Threat: Data Poisoning of Context/Memory (within SK)

  • Description: If Semantic Kernel uses its IMemoryStore implementations (or custom ones) for context or memory, an attacker could poison these stores with malicious data. This directly impacts the LLM's behavior through Semantic Kernel, leading to incorrect, biased, or harmful outputs.
    • Impact:
      • Incorrect or misleading results generated by SK due to poisoned context.
      • Generation of harmful content by the LLM, facilitated by SK.
      • Reputational damage.
      • Potential for manipulation of application behavior controlled by SK.
    • Affected Semantic Kernel Component:
      • IMemoryStore implementations (e.g., VolatileMemoryStore, QdrantMemoryStore, custom implementations) - The direct target of the poisoning.
      • Any component that uses Kernel.Memory or interacts with the memory store for context within SK.
      • Kernel.InvokeAsync() - Indirectly affected, as it uses the poisoned memory.
    • Risk Severity: High
    • Mitigation Strategies:
      • Data Validation (SK-Specific): Validate and sanitize all data before storing it in Semantic Kernel's IMemoryStore implementations. This is crucial for preventing malicious data from entering the memory system.
      • Access Control (SK-Specific): Implement strict access controls for Semantic Kernel's memory stores. Only authorized SK components and processes should be able to write to the memory.
      • Integrity Checks (SK-Specific): Use checksums or other integrity checks to ensure that data stored in SK's memory has not been tampered with.
      • Auditing (SK-Specific): Regularly audit Semantic Kernel's memory stores for anomalies and suspicious modifications.
      • Memory Store Isolation: If possible, isolate the memory store used by SK from the public internet and other untrusted networks. Consider using separate memory stores for different trust levels.

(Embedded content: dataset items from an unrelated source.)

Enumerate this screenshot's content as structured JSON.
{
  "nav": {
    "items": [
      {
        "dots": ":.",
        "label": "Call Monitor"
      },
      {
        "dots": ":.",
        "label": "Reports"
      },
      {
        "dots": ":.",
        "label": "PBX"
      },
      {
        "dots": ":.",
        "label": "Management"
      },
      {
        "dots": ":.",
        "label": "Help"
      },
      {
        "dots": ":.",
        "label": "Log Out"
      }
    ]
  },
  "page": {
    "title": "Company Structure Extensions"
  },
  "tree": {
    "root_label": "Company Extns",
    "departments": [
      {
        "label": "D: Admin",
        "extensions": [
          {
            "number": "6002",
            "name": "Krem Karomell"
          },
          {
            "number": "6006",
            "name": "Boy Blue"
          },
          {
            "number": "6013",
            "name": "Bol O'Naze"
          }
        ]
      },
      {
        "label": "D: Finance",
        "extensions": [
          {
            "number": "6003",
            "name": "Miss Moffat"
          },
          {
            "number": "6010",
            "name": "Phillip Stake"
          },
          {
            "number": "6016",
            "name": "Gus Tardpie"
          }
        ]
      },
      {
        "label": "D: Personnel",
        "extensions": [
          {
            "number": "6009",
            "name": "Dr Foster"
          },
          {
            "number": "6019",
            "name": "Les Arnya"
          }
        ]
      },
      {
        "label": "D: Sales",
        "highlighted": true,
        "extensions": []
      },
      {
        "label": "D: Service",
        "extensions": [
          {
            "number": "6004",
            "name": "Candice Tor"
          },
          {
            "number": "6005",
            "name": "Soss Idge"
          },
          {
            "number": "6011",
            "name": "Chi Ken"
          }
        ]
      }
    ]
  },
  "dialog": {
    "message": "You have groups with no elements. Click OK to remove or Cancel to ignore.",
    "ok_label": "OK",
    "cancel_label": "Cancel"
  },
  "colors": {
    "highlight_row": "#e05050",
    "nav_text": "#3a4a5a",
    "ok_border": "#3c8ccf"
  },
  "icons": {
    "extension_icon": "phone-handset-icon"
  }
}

Threat: Kernel Configuration Tampering

  • Description: An attacker gains access to modify the Semantic Kernel's configuration, specifically targeting settings related to API keys, endpoints, model selection, or plugin configurations within the SK context. This could redirect requests to a malicious LLM, expose API keys used by SK, or alter the behavior of the kernel and its plugins.
    • Impact:
      • Exposure of API keys and other secrets used by SK.

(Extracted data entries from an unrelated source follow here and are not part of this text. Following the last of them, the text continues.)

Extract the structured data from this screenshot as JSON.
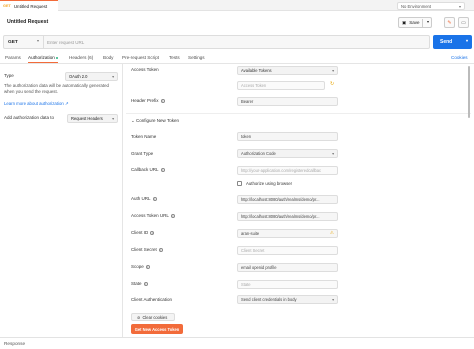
{
  "tab": {
    "method": "GET",
    "title": "Untitled Request"
  },
  "environment": {
    "label": "No Environment"
  },
  "request": {
    "title": "Untitled Request",
    "save_label": "Save"
  },
  "url_bar": {
    "method": "GET",
    "placeholder": "Enter request URL",
    "send_label": "Send"
  },
  "subtabs": [
    {
      "label": "Params"
    },
    {
      "label": "Authorization"
    },
    {
      "label": "Headers (6)"
    },
    {
      "label": "Body"
    },
    {
      "label": "Pre-request Script"
    },
    {
      "label": "Tests"
    },
    {
      "label": "Settings"
    }
  ],
  "cookies_label": "Cookies",
  "left_panel": {
    "type_label": "Type",
    "type_value": "OAuth 2.0",
    "note": "The authorization data will be automatically generated when you send the request.",
    "learn_more": "Learn more about authorization ↗",
    "add_to_label": "Add authorization data to",
    "add_to_value": "Request Headers"
  },
  "form": {
    "access_token_label": "Access Token",
    "access_token_select": "Available Tokens",
    "access_token_field": "Access Token",
    "header_prefix_label": "Header Prefix",
    "header_prefix_value": "Bearer",
    "section_title": "Configure New Token",
    "token_name_label": "Token Name",
    "token_name_value": "token",
    "grant_type_label": "Grant Type",
    "grant_type_value": "Authorization Code",
    "callback_url_label": "Callback URL",
    "callback_url_value": "http://your-application.com/registeredcallbac",
    "authorize_browser_label": "Authorize using browser",
    "auth_url_label": "Auth URL",
    "auth_url_value": "http://localhost:8080/auth/realms/demo/pr...",
    "access_token_url_label": "Access Token URL",
    "access_token_url_value": "http://localhost:8080/auth/realms/demo/pr...",
    "client_id_label": "Client ID",
    "client_id_value": "aran-suite",
    "client_secret_label": "Client Secret",
    "client_secret_placeholder": "Client Secret",
    "scope_label": "Scope",
    "scope_value": "email openid profile",
    "state_label": "State",
    "state_placeholder": "State",
    "client_auth_label": "Client Authentication",
    "client_auth_value": "Send client credentials in body",
    "clear_cookies_label": "Clear cookies",
    "get_token_label": "Get New Access Token"
  },
  "response_label": "Response",
  "colors": {
    "accent": "#f26b3a",
    "primary": "#1a73e8",
    "success": "#26b47f"
  },
  "icons": [
    "chevron-down-icon",
    "save-icon",
    "edit-icon",
    "comment-icon",
    "info-icon",
    "warning-icon",
    "refresh-icon"
  ]
}
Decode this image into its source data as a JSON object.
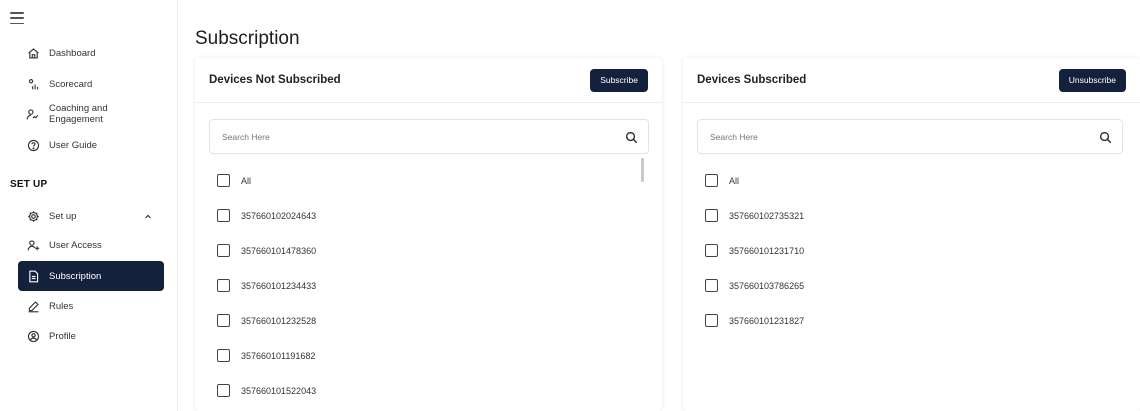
{
  "sidebar": {
    "items": [
      {
        "label": "Dashboard",
        "icon": "home-icon"
      },
      {
        "label": "Scorecard",
        "icon": "scorecard-icon"
      },
      {
        "label": "Coaching and Engagement",
        "icon": "coaching-icon"
      },
      {
        "label": "User Guide",
        "icon": "help-circle-icon"
      }
    ],
    "section_title": "SET UP",
    "setup_items": [
      {
        "label": "Set up",
        "icon": "gear-icon",
        "expanded": true
      },
      {
        "label": "User Access",
        "icon": "user-plus-icon"
      },
      {
        "label": "Subscription",
        "icon": "document-icon",
        "active": true
      },
      {
        "label": "Rules",
        "icon": "edit-icon"
      },
      {
        "label": "Profile",
        "icon": "profile-icon"
      }
    ]
  },
  "main": {
    "title": "Subscription",
    "left_panel": {
      "title": "Devices Not Subscribed",
      "button_label": "Subscribe",
      "search_placeholder": "Search Here",
      "items": [
        "All",
        "357660102024643",
        "357660101478360",
        "357660101234433",
        "357660101232528",
        "357660101191682",
        "357660101522043"
      ]
    },
    "right_panel": {
      "title": "Devices Subscribed",
      "button_label": "Unsubscribe",
      "search_placeholder": "Search Here",
      "items": [
        "All",
        "357660102735321",
        "357660101231710",
        "357660103786265",
        "357660101231827"
      ]
    }
  },
  "colors": {
    "accent": "#14213d",
    "border": "#e3e3e3"
  }
}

      • Redirection of LLM requests made by SK to malicious services.
      • Unauthorized access to data processed by SK.
      • Disruption of application functionality controlled by SK.
    • Affected Semantic Kernel Component:
      • KernelConfig and related configuration loading mechanisms within SK.
      • Any component that reads or modifies configuration settings within SK.
      • IServiceConfig and related interfaces.
    • Risk Severity: High
    • Mitigation Strategies:
      • Secure Configuration Storage (SK-Specific): Store Semantic Kernel's configuration files securely, using environment variables, a secure configuration service (e.g., Azure Key Vault, AWS Secrets Manager), or encrypted files. Prioritize methods that are tightly integrated with the SK deployment environment.
      • Access Control (SK-Specific): Implement strict access controls for Semantic Kernel's configuration files and settings. Only authorized processes and users should be able to modify them.
      • Auditing (SK-Specific): Log all changes to Semantic Kernel's configuration settings.
      • Regular Monitoring (SK-Specific): Regularly monitor Semantic Kernel's configuration for unauthorized modifications.
      • Principle of Least Privilege (SK-Specific): Run the application and Semantic Kernel with the minimum necessary privileges to access configuration data.